Treatment of PWS involves a multidisciplinary integrated approach to achieve optimal monitoring of disease progression, comorbidities, prevention of complications ultimately improving quality of life and prognosis.⁸ The protean neuropsychiatric presentation of PWS with behavioral symptoms that are often challenging to manage effectively with unspecific pharmacological interventions mean that there is a constant search for additional agents that might be suitable to manage these in some patients.

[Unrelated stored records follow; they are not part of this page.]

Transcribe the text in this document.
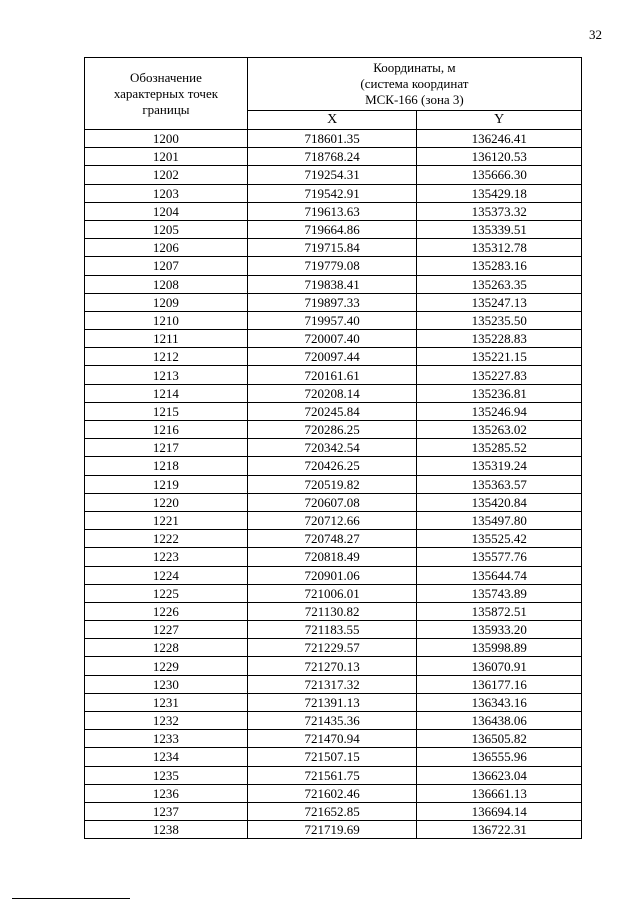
32
Обозначение характерных точек границы	Координаты, м
(система координат
МСК-166 (зона 3)	

	X	Y
1200	718601.35	136246.41
1201	718768.24	136120.53
1202	719254.31	135666.30
1203	719542.91	135429.18
1204	719613.63	135373.32
1205	719664.86	135339.51
1206	719715.84	135312.78
1207	719779.08	135283.16
1208	719838.41	135263.35
1209	719897.33	135247.13
1210	719957.40	135235.50
1211	720007.40	135228.83
1212	720097.44	135221.15
1213	720161.61	135227.83
1214	720208.14	135236.81
1215	720245.84	135246.94
1216	720286.25	135263.02
1217	720342.54	135285.52
1218	720426.25	135319.24
1219	720519.82	135363.57
1220	720607.08	135420.84
1221	720712.66	135497.80
1222	720748.27	135525.42
1223	720818.49	135577.76
1224	720901.06	135644.74
1225	721006.01	135743.89
1226	721130.82	135872.51
1227	721183.55	135933.20
1228	721229.57	135998.89
1229	721270.13	136070.91
1230	721317.32	136177.16
1231	721391.13	136343.16
1232	721435.36	136438.06
1233	721470.94	136505.82
1234	721507.15	136555.96
1235	721561.75	136623.04
1236	721602.46	136661.13
1237	721652.85	136694.14
1238	721719.69	136722.31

Pitolisant is a novel H3 selective antagonist and inverse agonist.^6,13,14 Acute H3R manipulation has shown to mainly affect general motor activity levels in novel environments with small changes in stereotyped behaviors observed but probably driven by altered general activity levels in animal models of autism spectrum disorders.¹⁵ Pitolisant was FDA approved in 2019 for narcolepsy type 1 and 2 with similar efficacy to modafinil. Ongoing phase 2 clinical trial intend to establish safety and efficacy in the treatment of daytime sleepiness in Prader-Willi syndrome which includes as secondary outcomes the evaluation of its impact in behavioral symptoms and cognitive rigidity (ClinicalTrials.gov Identifier: NCT04257929). Excessive daytime sleepiness treatment with pitolisant proved better tolerated than modafinil.¹⁶

Preclinical studies have demonstrated the potential efficacy of pitolisant in addressing neurobehavioral symptoms of PWS. Studies have found that pitolisant improved cognitive flexibility and reduced repetitive behaviours as well as improved social behaviour and reduced anxiety-like behaviour in animal models of PWS.^13,17 In a small case series of patients aged 10–15 years old impact in cognitive function has been reported in Prader-Willi syndrome with improvements in processing speed and mental clarity.¹⁸

Clinical trials of pitolisant in PWS patients have also shown promising results. In the phase 2 trial mentioned earlier (ClinicalTrials.gov Identifier: NCT04257929), pitolisant improved scores on the Adaptive Behavior Assessment System (ABAS), which measures social skills, daily living skills, and academics, compared to placebo. It also improved scores on the Vineland Adaptive Behavior Scale (VABS), which measures adaptive behaviour and socialization. Safety of pitolisant has also been studied in real world settings outside clinical trials. A recent pharmacovigilance study revealed the most common adverse drug reactions reported are neuropsychiatric and gastointestinal.¹⁹

Complex neuropsychiatric conditions such as PWS present a wide range of cognitive and behavioural symptoms that are frequently difficult to manage as there are no optimal or targeted pharmacological interventions. Commonly used strategies include the non-specific use of antidopaminergic and serotoninergic agents, anticonvulsants, psychostimulants, and even intranasal oxytocin. Considering PWS is amongst the neurodevelopmental conditions with the most neuropsychiatric symptoms,¹² novel agents such as pitolisant should be considered as they may prove useful to improve cognitive and behavioural manifestations of this syndrome. Although the management of these conditions goes far beyond a single pharmacological intervention, these may be vital as part of an integrated management plan involving multidisciplinary teams that enables optimization of clinical outcomes.